Best-selling author and National Geographic fellow Dan Buettner revealed in his book, Blue Zones, what the world’s longest-lived people have eaten over the past 100 years to help us all lead a healthier, more fulfilling life. In his newest book, The Blue Zones Solution, (which I highly recommend), he includes a chapter on The Secrets of A Mediterranean Diet: Ikaria, Greece. It was a delightful story of a people who have what the rest of us want: long, healthy lives with vitality until the very end. The book features some of their favorite recipes as well. (I have included one at the end of my post). Their traditional diet includes lots of vegetables and olive oil, smaller amounts of dairy and meat products, and moderate amounts of alcohol. They emphasize potatoes (not smothered in sour cream or butter or fried), goat’s milk, honey, legumes (especially garbanzo beans, black-eyed peas, and lentils, wild greens, some fruits, and relatively small amounts of fish. The Ikarian herbal teas all have antioxidant properties and function as well as a mild diuretic, helping to flush waste products from the body and slightly lower blood pressure.
A Greek researcher, Christina Chrysohoou, published the first academic paper on the Ikarian diet and highly recommends their lifestyle. I loved her comment, “When you eat a meal in a hurry or with pent-up worry, stress hormones like cortisol interfere with the digestive process. Your body doesn’t absorb nutrients and antioxidants as well; the calories you consume are more likely to end up as fat on your waistline than energy for your cells.”
I found an excellent resource for tips, recipes, etc. on living the Mediterranean lifestyle. Here are just a few examples found there…
- Go here for some great ideas on how to make your meals Mediterranean with a few changes.
- How about a shopping list to help you set up your Mediterranean kitchen?
- My favorite resource is here where there are lots of recipes to choose from in categories such as main dishes, salads, soups and appetizers, breads, side dishes, and desserts.
- An excellent blog post all about the benefits nuts and seeds, a staple in this diet, can be found here.
I hope all of these resources help you to discover what a wonderful lifestyle this is. Here is that recipe from Ikaria that I mentioned:
Greek Potato Salad(6 servings)
Author of Blue Zones states: “This chunky salad of red potatoes, fresh greens, and a couple of boldly flavored herbs reminds me of summer in Ikaria. It’s an ideal lunch!”
1 1/2 # medium red potatoes, peeled and quartered
1/2 tsp. celery seeds
1/2 cup extra-virgin olive oil
2 Tablespoons red wine vinegar
1 Tablespoon packed fresh oregano leaves, minced
1/2 tsp. salt
1/4 teaspoon freshly ground black pepper
1 small red leaf lettuce head, cored and chopped (about 3 cups)
2 cups arugula, chopped
1/2 cup packed fresh mint leaves
Finely chopped scallions, for garnish
Toasted sliced almonds, for garnish
3 hard-cooked eggs, peeled and sliced lengthwise
- Place the potatoes in a large saucepan. Add enough cool water so they’re submerged by 2 inches. Bring to a boil over high heat, then reduce the heat to medium and simmer until firm but easily pierced with a fork, about 15 minutes. Drain in a colander set in the sink and transfer to a large salad bowl; sprinkle the celery seeds over the potatoes while they are hot. Cool for at least 15 minutes or up to 1 hour.

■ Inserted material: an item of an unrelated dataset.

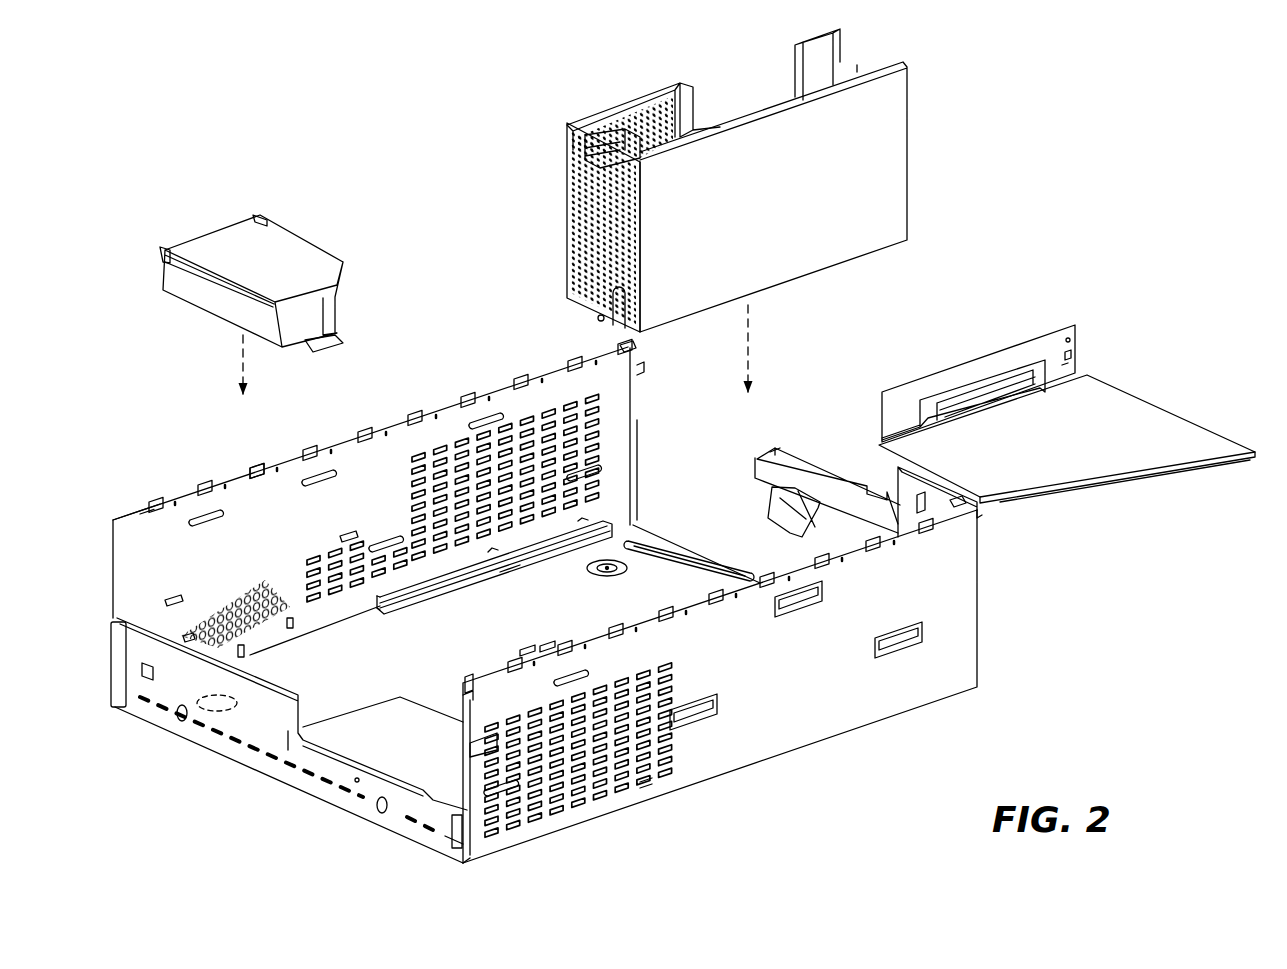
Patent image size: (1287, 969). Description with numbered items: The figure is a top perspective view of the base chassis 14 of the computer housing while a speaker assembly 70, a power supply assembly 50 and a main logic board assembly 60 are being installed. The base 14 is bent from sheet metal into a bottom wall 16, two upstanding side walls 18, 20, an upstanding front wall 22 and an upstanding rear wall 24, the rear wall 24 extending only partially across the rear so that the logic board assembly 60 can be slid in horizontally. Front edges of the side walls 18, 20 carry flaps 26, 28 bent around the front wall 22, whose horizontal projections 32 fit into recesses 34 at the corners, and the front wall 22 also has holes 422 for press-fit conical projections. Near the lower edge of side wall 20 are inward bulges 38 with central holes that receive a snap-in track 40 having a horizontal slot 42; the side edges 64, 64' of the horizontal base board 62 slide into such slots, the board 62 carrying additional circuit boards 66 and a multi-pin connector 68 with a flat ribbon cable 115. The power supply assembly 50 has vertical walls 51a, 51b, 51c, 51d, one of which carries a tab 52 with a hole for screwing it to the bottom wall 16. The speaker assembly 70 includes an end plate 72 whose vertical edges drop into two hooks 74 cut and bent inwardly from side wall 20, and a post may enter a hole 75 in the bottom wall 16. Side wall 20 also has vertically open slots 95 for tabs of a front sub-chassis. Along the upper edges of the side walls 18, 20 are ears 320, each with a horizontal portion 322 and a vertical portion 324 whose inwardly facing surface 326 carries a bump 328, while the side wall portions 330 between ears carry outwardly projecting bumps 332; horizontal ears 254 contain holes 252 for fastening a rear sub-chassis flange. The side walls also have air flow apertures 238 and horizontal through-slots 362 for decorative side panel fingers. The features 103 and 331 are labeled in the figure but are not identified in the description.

- Whisk the oil, vinegar, oregano, salt, and pepper in a small bowl until uniform. Pour about a third of the dressing over the potatoes and toss well. The recipe can be completed thrugh this step up to 3 hours in advance. Cover and refrigerate the potatoes until you are ready to make the salad; cover and set the dressing aside at room temperature.
- Add the lettuce, arugula, and mint leaves to the potatoes. Top with the remainder of the dressing. Toss gently but well. Divide onto 6 serving plates. Garnish each with chopped scallions and about 1 tablespoon toasted sliced almonds for garnish. If desired, place hard-cooked egg slices on side of each plate.